Whatever her back story, she was in Texas during the Battle of San Jacinto, when she was taken captive by Santa Ana’s troops. The story goes Santa Ana took a liking to Emily and had a relationship with her. It is unclear whether she encouraged the dalliance or was forced into it.
The legend is she kept him distracted enough to aid the Texans in defeating and capturing the general. While others think it was merely a coincidence. How would Emily have known Sam Houston’s battle plans? Yet, the spy legend stands. Santa Ana’s troop were massive but moved very slowly due to his many creature comforts, such as his three roomed carpeted tent that had to be hauled along with the troops. He had acquired a piano from a previous sacking of a village, and Emily was probably another spoil of war.
After Santa Ana’s defeat, Miss West requested a passport back to New York. All blacks needed passes in order to travel unmolested across the country. General Morgan provided it and she disappeared into obscurity. Apparently, she did not wish to be a celebrity.
In 1850, the song the Yellow Rose of Texas was composed by someone with the initials JK. The original lyrics referred to her as a mulatto ( mixed-race) and the narrator of the song being a “darkie” searching for his lost love. In 1955, the musician and songwriter Mitch Miller took out all the racial references and recorded it as the song we know today. Here’s is Mitch Millers version.
Here’s a link to a site that shows various version of the song. http://www.sonsofdewittcolony.org/adp/archives/yellowrose/yrlyrics.html
It was amazing to discover the variety of lyrics that evolved though the years. Even Elvis recorded his own version.

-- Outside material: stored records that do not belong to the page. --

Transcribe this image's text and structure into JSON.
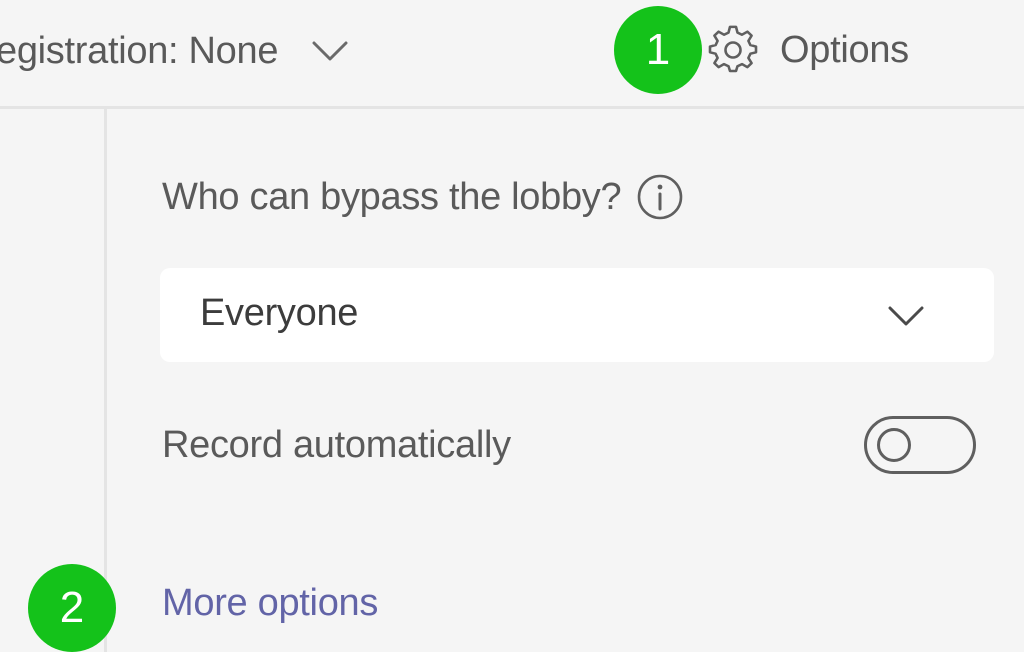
{
  "header": {
    "registration_label": "egistration: None",
    "options_label": "Options"
  },
  "annotations": {
    "badge_1": "1",
    "badge_2": "2"
  },
  "panel": {
    "lobby_question": "Who can bypass the lobby?",
    "lobby_dropdown_value": "Everyone",
    "record_label": "Record automatically",
    "record_enabled": false,
    "more_options_link": "More options"
  },
  "icons": {
    "registration_chevron": "chevron-down-icon",
    "settings": "gear-icon",
    "info": "info-icon",
    "dropdown_chevron": "chevron-down-icon"
  },
  "colors": {
    "annotation_badge": "#14c21a",
    "link": "#6264a7",
    "background": "#f5f5f5"
  }
}
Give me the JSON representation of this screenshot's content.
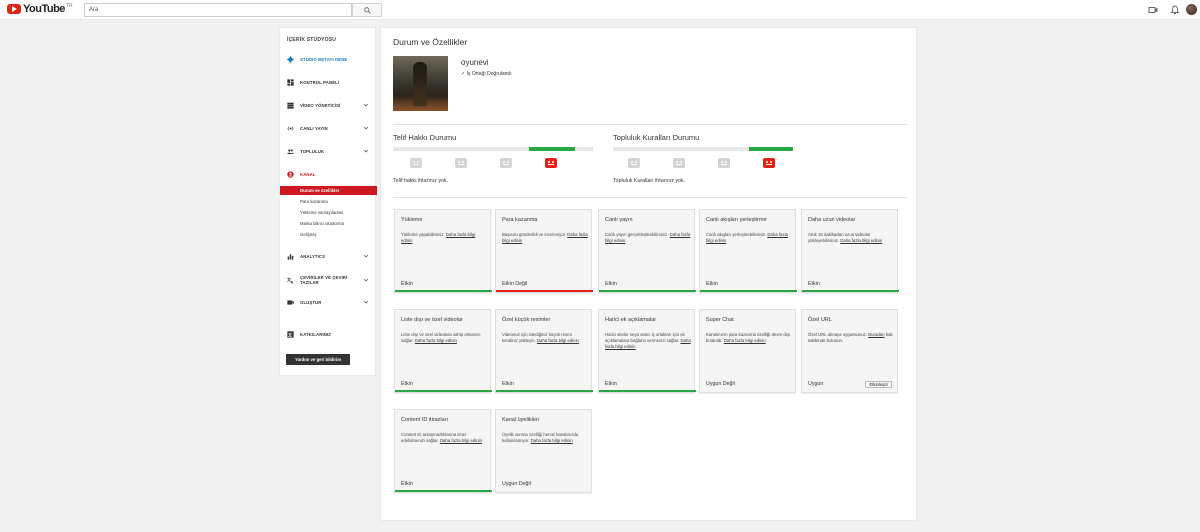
{
  "colors": {
    "accent_red": "#cc181e",
    "status_green": "#27a844",
    "status_red": "#e62117",
    "link_blue": "#167ac6"
  },
  "header": {
    "logo_text": "YouTube",
    "region": "TR",
    "search_placeholder": "Ara"
  },
  "sidebar": {
    "title": "İÇERİK STÜDYOSU",
    "items": [
      {
        "label": "STUDIO BETAYI DENE",
        "icon": "gear-icon"
      },
      {
        "label": "KONTROL PANELİ",
        "icon": "dashboard-icon"
      },
      {
        "label": "VİDEO YÖNETİCİSİ",
        "icon": "video-manager-icon"
      },
      {
        "label": "CANLI YAYIN",
        "icon": "live-icon"
      },
      {
        "label": "TOPLULUK",
        "icon": "community-icon"
      },
      {
        "label": "KANAL",
        "icon": "channel-icon"
      },
      {
        "label": "ANALYTICS",
        "icon": "analytics-icon"
      },
      {
        "label": "ÇEVİRİLER VE ÇEVİRİ TAZILAR",
        "icon": "translate-icon"
      },
      {
        "label": "OLUŞTUR",
        "icon": "create-icon"
      },
      {
        "label": "KATKILARINIZ",
        "icon": "contributions-icon"
      }
    ],
    "channel_sub": [
      "Durum ve özellikler",
      "Para kazanma",
      "Yükleme varsayılanları",
      "Marka bilinci oluşturma",
      "Gelişmiş"
    ],
    "help_button": "Yardım ve geri bildirim"
  },
  "main": {
    "title": "Durum ve Özellikler",
    "channel_name": "oyunevi",
    "verified": "✓ İş Ortağı Doğrulandı",
    "copyright": {
      "title": "Telif Hakkı Durumu",
      "text": "Telif hakkı ihtarınız yok."
    },
    "community": {
      "title": "Topluluk Kuralları Durumu",
      "text": "Topluluk Kuralları ihtarınız yok."
    },
    "cards": [
      {
        "title": "Yükleme",
        "desc": "Yükleme yapabilirsiniz. ",
        "link": "Daha fazla bilgi edinin",
        "status": "Etkin",
        "bar": "green"
      },
      {
        "title": "Para kazanma",
        "desc": "Başvuru gönderildi ve inceleniyor. ",
        "link": "Daha fazla bilgi edinin",
        "status": "Etkin Değil",
        "bar": "red"
      },
      {
        "title": "Canlı yayın",
        "desc": "Canlı yayın gerçekleştirebilirsiniz. ",
        "link": "Daha fazla bilgi edinin",
        "status": "Etkin",
        "bar": "green"
      },
      {
        "title": "Canlı akışları yerleştirme",
        "desc": "Canlı akışları yerleştirebilirsiniz. ",
        "link": "Daha fazla bilgi edinin",
        "status": "Etkin",
        "bar": "green"
      },
      {
        "title": "Daha uzun videolar",
        "desc": "Artık 15 dakikadan uzun videolar yükleyebilirsiniz. ",
        "link": "Daha fazla bilgi edinin",
        "status": "Etkin",
        "bar": "green"
      },
      {
        "title": "Liste dışı ve özel videolar",
        "desc": "Liste dışı ve özel videolara sahip olmanızı sağlar. ",
        "link": "Daha fazla bilgi edinin",
        "status": "Etkin",
        "bar": "green"
      },
      {
        "title": "Özel küçük resimler",
        "desc": "Videonuz için istediğiniz küçük resmi kendiniz yükleyin. ",
        "link": "Daha fazla bilgi edinin",
        "status": "Etkin",
        "bar": "green"
      },
      {
        "title": "Harici ek açıklamalar",
        "desc": "Harici siteler veya satıcı iş ortakları için ek açıklamalara bağlantı vermenizi sağlar. ",
        "link": "Daha fazla bilgi edinin",
        "status": "Etkin",
        "bar": "green"
      },
      {
        "title": "Super Chat",
        "desc": "Kanalınızın para kazanma özelliği devre dışı bırakıldı. ",
        "link": "Daha fazla bilgi edinin",
        "status": "Uygun Değil",
        "bar": "none"
      },
      {
        "title": "Özel URL",
        "desc_pre": "Özel URL almaya uygunsunuz. ",
        "desc_link": "Buradan",
        "desc_post": " hak talebinde bulunun.",
        "status": "Uygun",
        "bar": "none",
        "button": "Etkinleştir"
      },
      {
        "title": "Content ID itirazları",
        "desc": "Content ID anlaşmazlıklarına itiraz edebilmenizi sağlar. ",
        "link": "Daha fazla bilgi edinin",
        "status": "Etkin",
        "bar": "green"
      },
      {
        "title": "Kanal üyelikleri",
        "desc": "Üyelik sunma özelliği henüz kanalınızda kullanılamıyor. ",
        "link": "Daha fazla bilgi edinin",
        "status": "Uygun Değil",
        "bar": "none"
      }
    ]
  }
}
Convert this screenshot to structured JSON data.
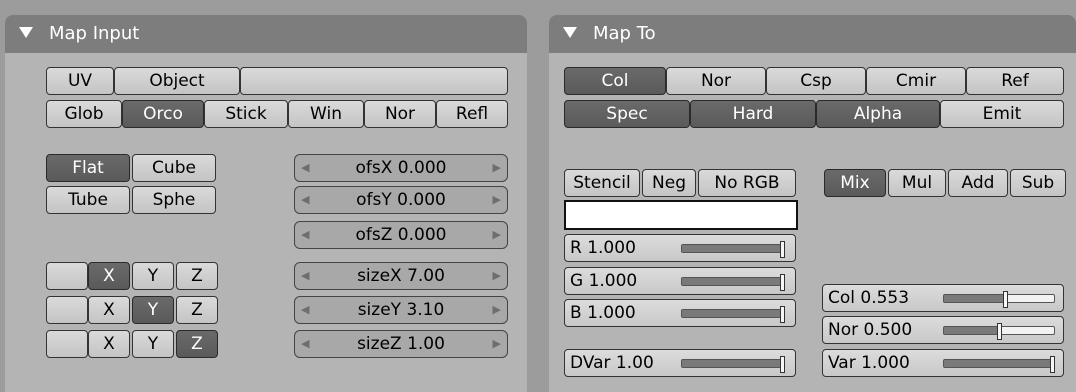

Another interesting tidbit I discover when I did further research was the Society of the Knights of the Yellow Rose. This secret society sole purpose is to insure she isn’t forgotten. They claim if one walks the grounds of San Jacinta’s battle site at night you might see her ghost. Which seems even more far-fetched as there isn’t even a reference to her at the battle site. It is more likely died back east.
Whether she was a spy or a woman in an unfortunate situation, she made her mark in Texas history through the lyrics of an almost two century old song.
Have you ever heard of the Yellow Rose of Texas?